A Poetic Geography of Memory

All began with a single photograph—snapped in front of a gelateria in Barcelona during a brief holiday. It was a pause from the weight of transition, and a moment that unexpectedly set the tone for the entire project. The image is unassuming, casual, and quietly insistent. Like much of the series, it was captured with a DIANA+ plastic camera—grainy, warped, and deeply human. The imperfections are not distractions; they are the point. These are not carefully composed scenes but fragments—seconds held loosely in the frame.

What unfolds is less a record than a resonance. Memory here is not linear or illustrative, but ambient—tactile, interrupted, and emotionally charged. The photographs and accompanying works operate as visual annotations to an inner landscape shaped by dislocation and quiet resilience. Da Cruz pairs these images with drawings and paper-based compositions that blur the line between image and language. Each piece is provisional, intimate, and deliberately unresolved. They don’t narrate; they murmur.

In a city shaped by its latitude and mood, Jorge Da Cruz has found a terrain that mirrors the layered qualities of his work. Berlin—its stark winters, clouded skies, and ephemeral light—forms the atmospheric backdrop to Integration Documents: A Poetic Geography of Memory, 2017, a project that moves between autobiography, political reflection, and visual poetry.

Da Cruz arrived in Berlin during one of those dark, heavy seasons, when sunlight rarely breaks through the dense cover of clouds. He had come from Lisbon, departing from the Lisbon harbor. But rather than resist the gloom of his new surroundings, he absorbed it. The city’s quiet greyness, its slow rhythm, and its fragmented transitions between seasons became central to his artistic language.

Integration Documents was created primarily through photography, using a Lomo, a Diana++, and several instant cameras. These tools, with their distinctive textures and imperfections, echo the project’s themes of memory, impermanence, and emotional geography. Berlin’s climate, with its sharp shifts and subdued light, doesn’t merely frame the work—it shapes it.

As the work evolved, so too did its context. The rise of far-right sentiment across Europe casts a long, ambient shadow. While never overtly polemical, Integration Documents carries the weight of this atmosphere. It asks what it means to belong in a time of division—and whether memory can be a form of quiet resistance.

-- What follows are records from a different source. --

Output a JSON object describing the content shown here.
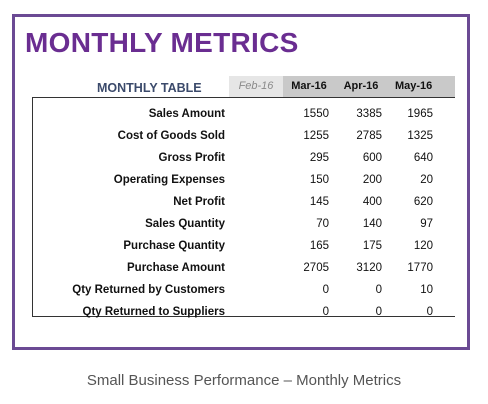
{
  "title": "MONTHLY METRICS",
  "table_label": "MONTHLY TABLE",
  "months": [
    {
      "label": "Feb-16",
      "style": "faded"
    },
    {
      "label": "Mar-16",
      "style": "active"
    },
    {
      "label": "Apr-16",
      "style": "active"
    },
    {
      "label": "May-16",
      "style": "active"
    }
  ],
  "rows": [
    {
      "label": "Sales Amount",
      "values": [
        "1550",
        "3385",
        "1965"
      ]
    },
    {
      "label": "Cost of Goods Sold",
      "values": [
        "1255",
        "2785",
        "1325"
      ]
    },
    {
      "label": "Gross Profit",
      "values": [
        "295",
        "600",
        "640"
      ]
    },
    {
      "label": "Operating Expenses",
      "values": [
        "150",
        "200",
        "20"
      ]
    },
    {
      "label": "Net Profit",
      "values": [
        "145",
        "400",
        "620"
      ]
    },
    {
      "label": "Sales Quantity",
      "values": [
        "70",
        "140",
        "97"
      ]
    },
    {
      "label": "Purchase Quantity",
      "values": [
        "165",
        "175",
        "120"
      ]
    },
    {
      "label": "Purchase Amount",
      "values": [
        "2705",
        "3120",
        "1770"
      ]
    },
    {
      "label": "Qty Returned by Customers",
      "values": [
        "0",
        "0",
        "10"
      ]
    },
    {
      "label": "Qty Returned to Suppliers",
      "values": [
        "0",
        "0",
        "0"
      ]
    }
  ],
  "caption": "Small Business Performance – Monthly Metrics",
  "colors": {
    "title": "#6a2d91",
    "frame": "#6b4a94",
    "table_label": "#3b4a6b",
    "header_active": "#c9c9c9",
    "header_faded": "#e6e6e6"
  }
}
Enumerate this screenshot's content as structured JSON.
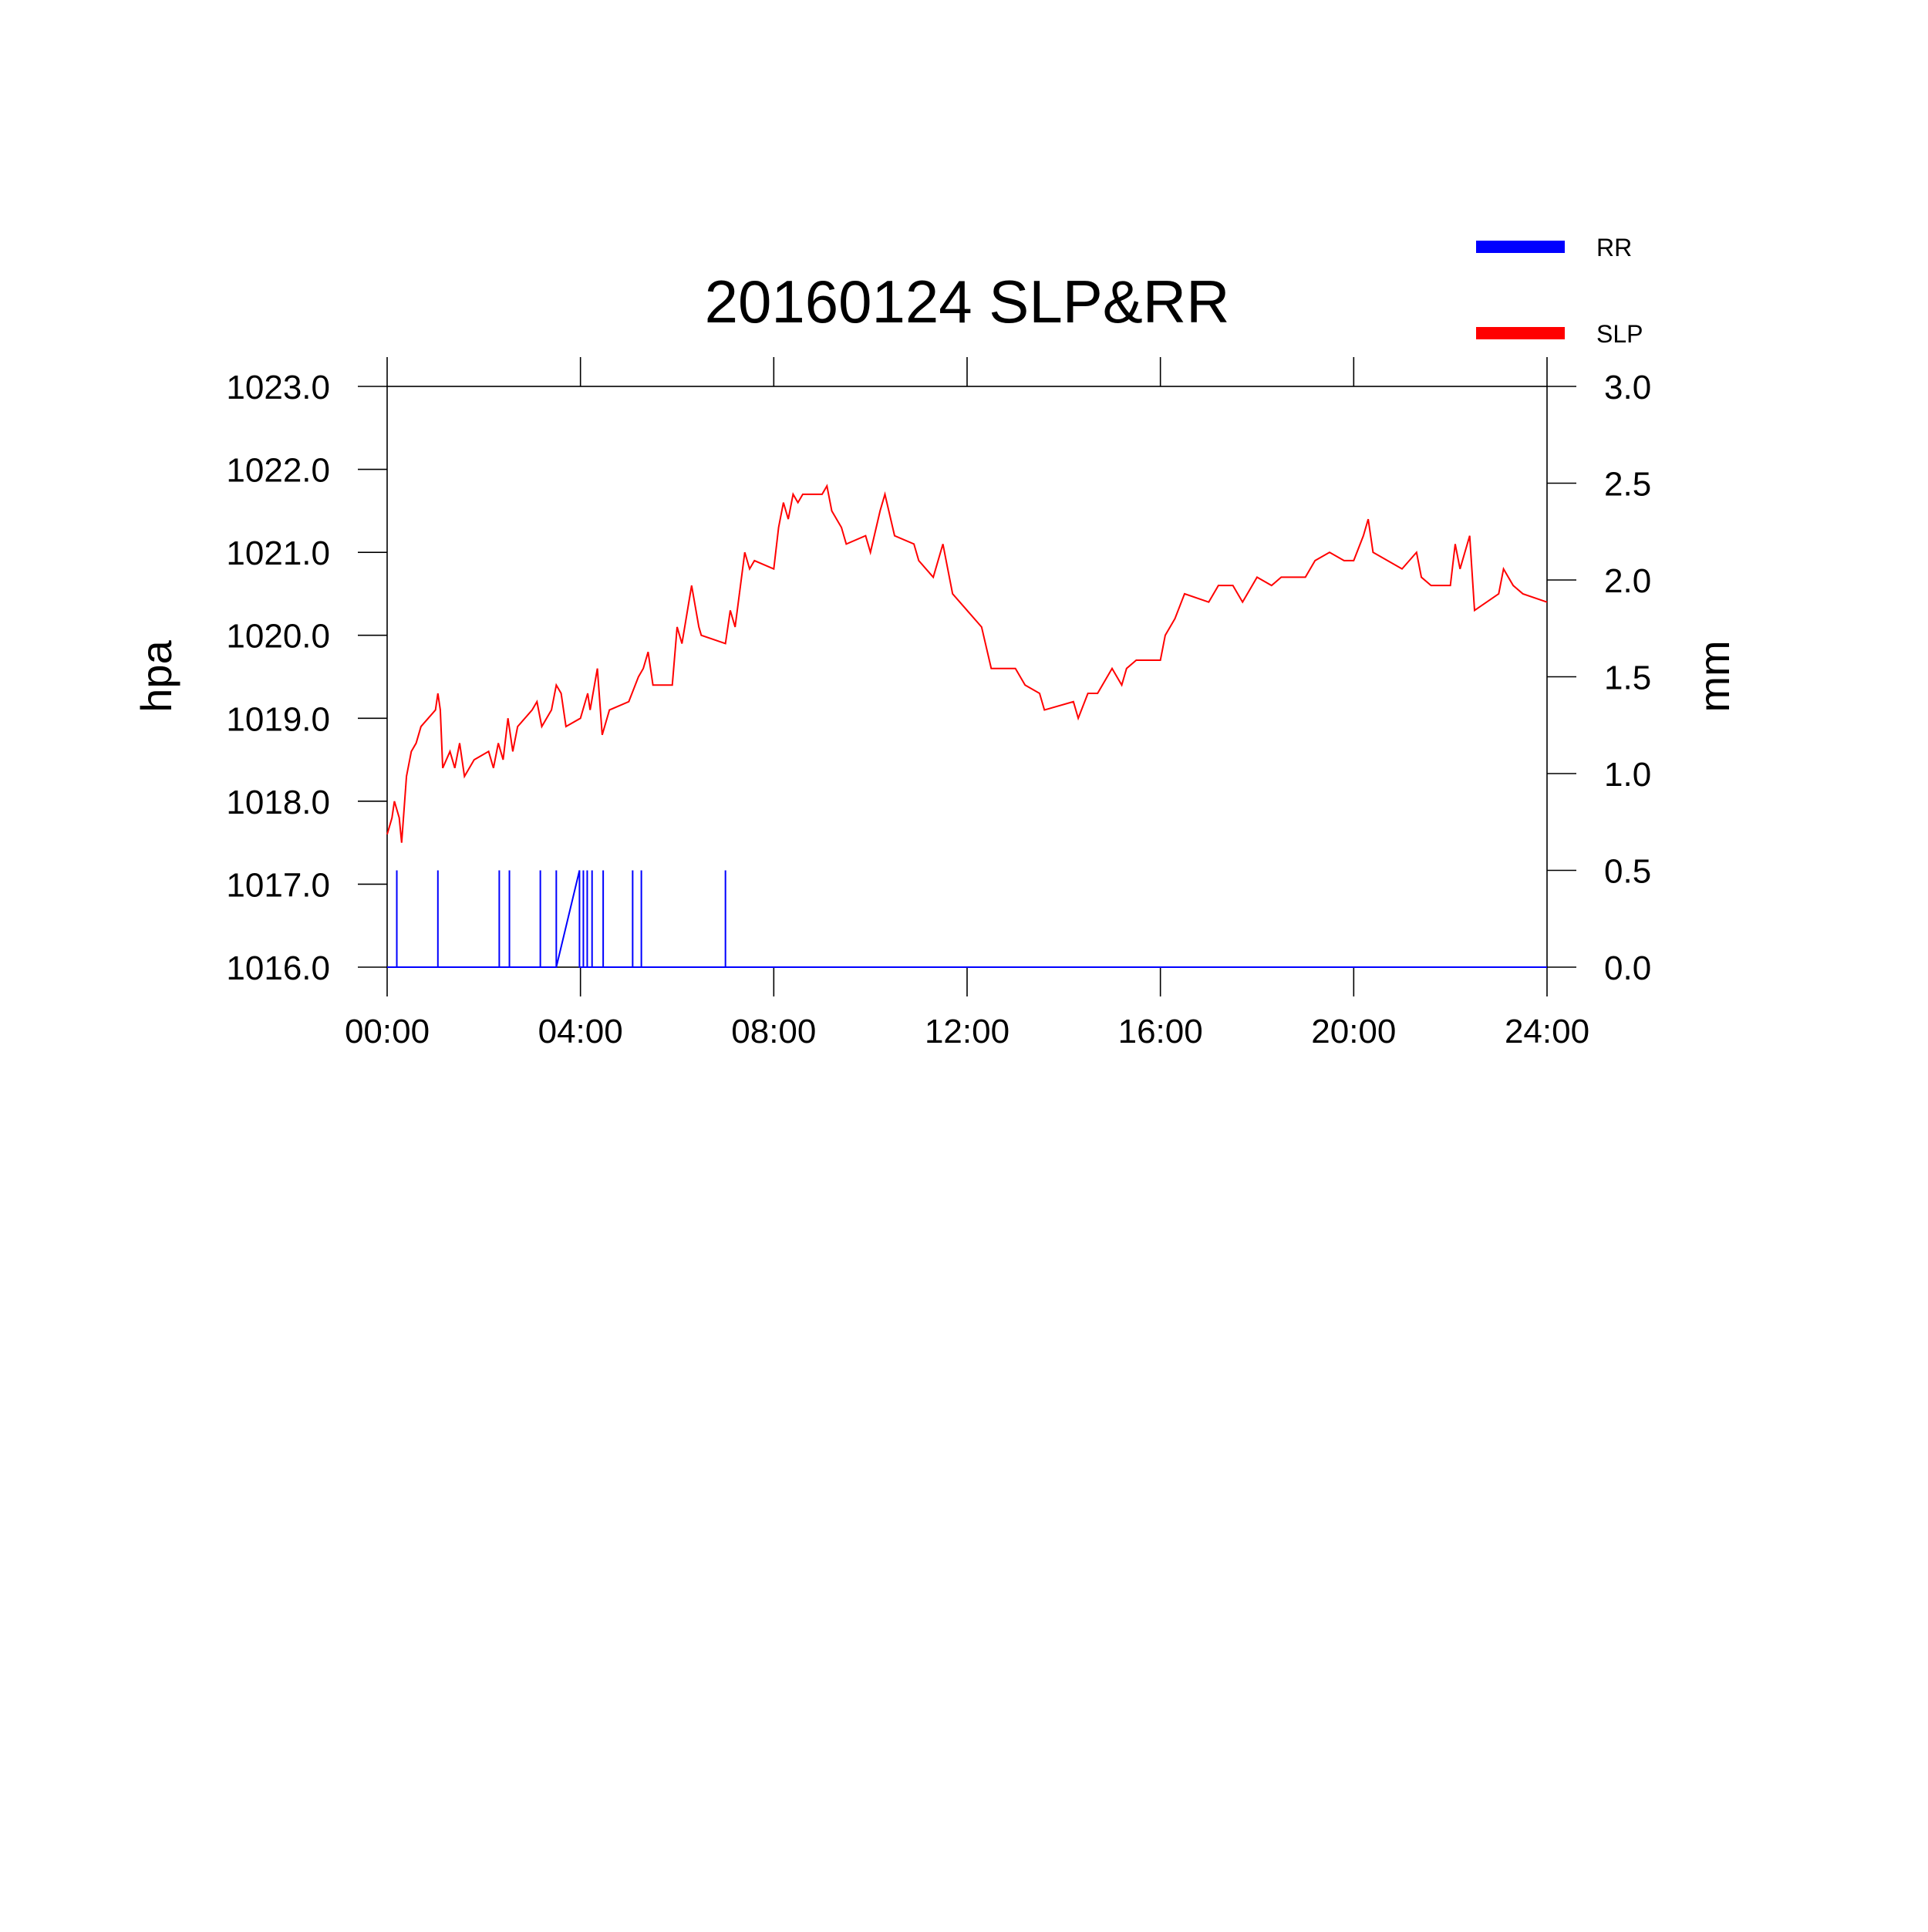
{
  "chart_data": {
    "type": "line",
    "title": "20160124 SLP&RR",
    "ylabel": "hpa",
    "y2label": "mm",
    "xlim": [
      0,
      24
    ],
    "xticks": [
      {
        "value": 0,
        "label": "00:00"
      },
      {
        "value": 4,
        "label": "04:00"
      },
      {
        "value": 8,
        "label": "08:00"
      },
      {
        "value": 12,
        "label": "12:00"
      },
      {
        "value": 16,
        "label": "16:00"
      },
      {
        "value": 20,
        "label": "20:00"
      },
      {
        "value": 24,
        "label": "24:00"
      }
    ],
    "ylim": [
      1016,
      1023
    ],
    "yticks": [
      {
        "value": 1016,
        "label": "1016.0"
      },
      {
        "value": 1017,
        "label": "1017.0"
      },
      {
        "value": 1018,
        "label": "1018.0"
      },
      {
        "value": 1019,
        "label": "1019.0"
      },
      {
        "value": 1020,
        "label": "1020.0"
      },
      {
        "value": 1021,
        "label": "1021.0"
      },
      {
        "value": 1022,
        "label": "1022.0"
      },
      {
        "value": 1023,
        "label": "1023.0"
      }
    ],
    "y2lim": [
      0,
      3
    ],
    "y2ticks": [
      {
        "value": 0,
        "label": "0.0"
      },
      {
        "value": 0.5,
        "label": "0.5"
      },
      {
        "value": 1,
        "label": "1.0"
      },
      {
        "value": 1.5,
        "label": "1.5"
      },
      {
        "value": 2,
        "label": "2.0"
      },
      {
        "value": 2.5,
        "label": "2.5"
      },
      {
        "value": 3,
        "label": "3.0"
      }
    ],
    "legend": "top-right",
    "series": [
      {
        "name": "RR",
        "color": "#0000ff",
        "axis": "y2",
        "x": [
          0,
          0.2,
          0.2,
          0.2,
          1.05,
          1.05,
          1.05,
          2.32,
          2.32,
          2.32,
          2.53,
          2.53,
          2.53,
          3.17,
          3.17,
          3.17,
          3.5,
          3.5,
          3.5,
          3.98,
          3.98,
          4.06,
          4.06,
          4.06,
          4.14,
          4.14,
          4.14,
          4.24,
          4.24,
          4.24,
          4.47,
          4.47,
          4.47,
          5.08,
          5.08,
          5.08,
          5.26,
          5.26,
          5.26,
          7.0,
          7.0,
          7.0,
          24
        ],
        "values": [
          0,
          0,
          0.5,
          0,
          0,
          0.5,
          0,
          0,
          0.5,
          0,
          0,
          0.5,
          0,
          0,
          0.5,
          0,
          0,
          0.5,
          0,
          0.5,
          0,
          0,
          0.5,
          0,
          0,
          0.5,
          0,
          0,
          0.5,
          0,
          0,
          0.5,
          0,
          0,
          0.5,
          0,
          0,
          0.5,
          0,
          0,
          0.5,
          0,
          0
        ]
      },
      {
        "name": "SLP",
        "color": "#ff0000",
        "x": [
          0,
          0.1,
          0.15,
          0.25,
          0.3,
          0.4,
          0.5,
          0.6,
          0.7,
          1.0,
          1.05,
          1.1,
          1.15,
          1.3,
          1.4,
          1.5,
          1.6,
          1.8,
          2.1,
          2.2,
          2.3,
          2.4,
          2.5,
          2.6,
          2.7,
          3.0,
          3.1,
          3.2,
          3.4,
          3.5,
          3.6,
          3.7,
          4.0,
          4.15,
          4.2,
          4.35,
          4.45,
          4.6,
          5.0,
          5.2,
          5.3,
          5.4,
          5.5,
          5.9,
          6.0,
          6.1,
          6.3,
          6.45,
          6.5,
          7.0,
          7.1,
          7.2,
          7.4,
          7.5,
          7.6,
          8.0,
          8.1,
          8.2,
          8.3,
          8.4,
          8.5,
          8.6,
          9.0,
          9.1,
          9.2,
          9.4,
          9.5,
          9.9,
          10.0,
          10.2,
          10.3,
          10.5,
          10.9,
          11.0,
          11.3,
          11.5,
          11.6,
          11.7,
          12.0,
          12.3,
          12.5,
          13.0,
          13.2,
          13.5,
          13.6,
          14.2,
          14.3,
          14.5,
          14.7,
          15.0,
          15.2,
          15.3,
          15.5,
          16.0,
          16.1,
          16.3,
          16.5,
          17.0,
          17.2,
          17.5,
          17.7,
          18.0,
          18.3,
          18.5,
          19.0,
          19.2,
          19.5,
          19.8,
          20.0,
          20.2,
          20.3,
          20.4,
          21.0,
          21.3,
          21.4,
          21.6,
          22.0,
          22.1,
          22.2,
          22.4,
          22.5,
          23.0,
          23.1,
          23.3,
          23.5,
          24.0
        ],
        "values": [
          1017.6,
          1017.8,
          1018.0,
          1017.8,
          1017.5,
          1018.3,
          1018.6,
          1018.7,
          1018.9,
          1019.1,
          1019.3,
          1019.1,
          1018.4,
          1018.6,
          1018.4,
          1018.7,
          1018.3,
          1018.5,
          1018.6,
          1018.4,
          1018.7,
          1018.5,
          1019.0,
          1018.6,
          1018.9,
          1019.1,
          1019.2,
          1018.9,
          1019.1,
          1019.4,
          1019.3,
          1018.9,
          1019.0,
          1019.3,
          1019.1,
          1019.6,
          1018.8,
          1019.1,
          1019.2,
          1019.5,
          1019.6,
          1019.8,
          1019.4,
          1019.4,
          1020.1,
          1019.9,
          1020.6,
          1020.1,
          1020.0,
          1019.9,
          1020.3,
          1020.1,
          1021.0,
          1020.8,
          1020.9,
          1020.8,
          1021.3,
          1021.6,
          1021.4,
          1021.7,
          1021.6,
          1021.7,
          1021.7,
          1021.8,
          1021.5,
          1021.3,
          1021.1,
          1021.2,
          1021.0,
          1021.5,
          1021.7,
          1021.2,
          1021.1,
          1020.9,
          1020.7,
          1021.1,
          1020.8,
          1020.5,
          1020.3,
          1020.1,
          1019.6,
          1019.6,
          1019.4,
          1019.3,
          1019.1,
          1019.2,
          1019.0,
          1019.3,
          1019.3,
          1019.6,
          1019.4,
          1019.6,
          1019.7,
          1019.7,
          1020.0,
          1020.2,
          1020.5,
          1020.4,
          1020.6,
          1020.6,
          1020.4,
          1020.7,
          1020.6,
          1020.7,
          1020.7,
          1020.9,
          1021.0,
          1020.9,
          1020.9,
          1021.2,
          1021.4,
          1021.0,
          1020.8,
          1021.0,
          1020.7,
          1020.6,
          1020.6,
          1021.1,
          1020.8,
          1021.2,
          1020.3,
          1020.5,
          1020.8,
          1020.6,
          1020.5,
          1020.4
        ]
      }
    ]
  }
}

The series includes 20 paper works that act as emotional interludes—part sketch, part journal, part unfinished thought. They refuse narrative closure and instead offer companionship: artifacts of presence that honor ambiguity and fragility.

Integration Documents is not bound to a single place or moment. It lives in the in-between—between languages, borders, identities. It is a study in stillness and movement, in the traces we carry, and the ones we leave behind.